Unfortunately, I’m multiplying a real value and an integer when modelling B, which gives the error:

No matches for: 
  real * int[]

Is there any way around that?

You can multiply a real number by an integer but not by a whole array of
integers at once. One way to get around that is to do the multiplication in
a loop. At the top of the model block you could use a temporary variable
and do something like this:

vector[N] b_mean;
for (n in 1:N) {
 b_mean[n] = betaB0 + betaB1 * A[n];
}

and then use b_mean inside of normal() later in the model block. b_mean
won’t get saved in the output but it will just be used in the model block.

1 Like

Thank you very much, Jonah. Great support.

Glad you’re giving Stan a try. Happy to help.

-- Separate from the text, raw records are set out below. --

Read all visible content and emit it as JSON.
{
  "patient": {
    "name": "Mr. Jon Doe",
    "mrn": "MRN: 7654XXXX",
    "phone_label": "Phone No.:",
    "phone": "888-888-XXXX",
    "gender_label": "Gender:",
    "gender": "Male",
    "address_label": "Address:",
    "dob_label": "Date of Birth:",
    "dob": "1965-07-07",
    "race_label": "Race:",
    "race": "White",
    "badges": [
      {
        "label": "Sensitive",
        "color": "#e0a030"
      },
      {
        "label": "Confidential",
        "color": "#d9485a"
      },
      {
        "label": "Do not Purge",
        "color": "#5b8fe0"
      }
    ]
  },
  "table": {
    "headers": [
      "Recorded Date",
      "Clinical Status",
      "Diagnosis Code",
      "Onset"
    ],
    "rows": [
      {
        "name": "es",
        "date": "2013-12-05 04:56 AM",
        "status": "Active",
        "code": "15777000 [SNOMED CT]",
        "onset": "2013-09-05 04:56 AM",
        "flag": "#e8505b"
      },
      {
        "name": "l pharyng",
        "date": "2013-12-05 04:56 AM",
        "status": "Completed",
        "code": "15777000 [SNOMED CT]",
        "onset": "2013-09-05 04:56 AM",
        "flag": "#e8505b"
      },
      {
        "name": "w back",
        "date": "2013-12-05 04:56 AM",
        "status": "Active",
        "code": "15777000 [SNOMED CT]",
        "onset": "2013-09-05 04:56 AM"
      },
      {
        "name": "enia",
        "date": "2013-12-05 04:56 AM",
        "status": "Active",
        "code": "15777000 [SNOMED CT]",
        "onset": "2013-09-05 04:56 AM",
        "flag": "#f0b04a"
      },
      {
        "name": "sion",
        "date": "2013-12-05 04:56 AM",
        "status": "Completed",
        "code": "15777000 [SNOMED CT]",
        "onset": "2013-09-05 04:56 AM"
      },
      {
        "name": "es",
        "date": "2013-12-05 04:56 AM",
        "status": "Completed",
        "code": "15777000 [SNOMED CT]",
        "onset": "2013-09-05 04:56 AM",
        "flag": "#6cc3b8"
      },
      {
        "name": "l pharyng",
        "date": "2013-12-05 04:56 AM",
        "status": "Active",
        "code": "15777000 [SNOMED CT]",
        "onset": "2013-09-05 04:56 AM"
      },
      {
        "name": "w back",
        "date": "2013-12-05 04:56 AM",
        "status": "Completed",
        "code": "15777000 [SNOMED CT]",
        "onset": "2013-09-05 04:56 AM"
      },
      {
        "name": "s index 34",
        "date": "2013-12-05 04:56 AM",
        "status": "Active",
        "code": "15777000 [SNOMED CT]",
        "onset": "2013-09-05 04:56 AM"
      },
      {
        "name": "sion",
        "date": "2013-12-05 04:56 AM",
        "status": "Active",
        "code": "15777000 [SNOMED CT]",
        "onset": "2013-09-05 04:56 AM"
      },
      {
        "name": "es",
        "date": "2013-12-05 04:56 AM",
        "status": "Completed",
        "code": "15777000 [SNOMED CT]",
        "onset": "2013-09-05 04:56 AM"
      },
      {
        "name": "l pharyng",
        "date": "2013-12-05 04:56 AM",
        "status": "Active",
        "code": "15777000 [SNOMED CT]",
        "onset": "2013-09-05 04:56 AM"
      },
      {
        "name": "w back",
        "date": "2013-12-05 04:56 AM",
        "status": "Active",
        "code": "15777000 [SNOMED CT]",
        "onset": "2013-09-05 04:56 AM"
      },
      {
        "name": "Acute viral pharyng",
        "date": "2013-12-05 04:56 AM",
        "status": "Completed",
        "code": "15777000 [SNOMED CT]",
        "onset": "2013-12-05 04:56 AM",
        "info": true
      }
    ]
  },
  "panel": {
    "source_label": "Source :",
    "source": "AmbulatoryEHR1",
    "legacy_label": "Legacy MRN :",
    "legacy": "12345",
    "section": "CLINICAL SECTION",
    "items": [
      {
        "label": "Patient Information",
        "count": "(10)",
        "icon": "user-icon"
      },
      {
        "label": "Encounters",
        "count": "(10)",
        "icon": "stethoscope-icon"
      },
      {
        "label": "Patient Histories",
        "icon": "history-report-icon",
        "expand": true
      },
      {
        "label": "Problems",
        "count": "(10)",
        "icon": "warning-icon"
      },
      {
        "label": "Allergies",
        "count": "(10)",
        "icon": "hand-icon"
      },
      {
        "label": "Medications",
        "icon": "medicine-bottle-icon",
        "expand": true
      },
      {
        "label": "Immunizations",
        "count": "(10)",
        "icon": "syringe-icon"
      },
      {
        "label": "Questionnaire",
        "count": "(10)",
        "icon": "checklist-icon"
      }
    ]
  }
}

One more thing I overlooked before: these Cauchy priors are probably heavier tailed than what we (including @andrewgelman) would recommend these days. We have a wiki with a collection of tips about priors (from Andrew and others) that might be useful:

http://andrewgelman.com/2017/04/28/prior-choice-recommendations-wiki/

Oh okay, I’ll have a look. Thanks.

The posterior draws are joint posteriors. If you take subsets of the parameters, the draws are from the joint marginal posteriors. In the limit, if you just look at one parameter, it’s from the marginal posterior for that parameter.

int b[N];
real a;
...
vector[K] ab = a * to_vector(b);
1 Like

Yeah this bit is what I was attempting to convey.

Thanks for the reminder aboutto_vector as an alternative to the loop. I keep forgetting we have that.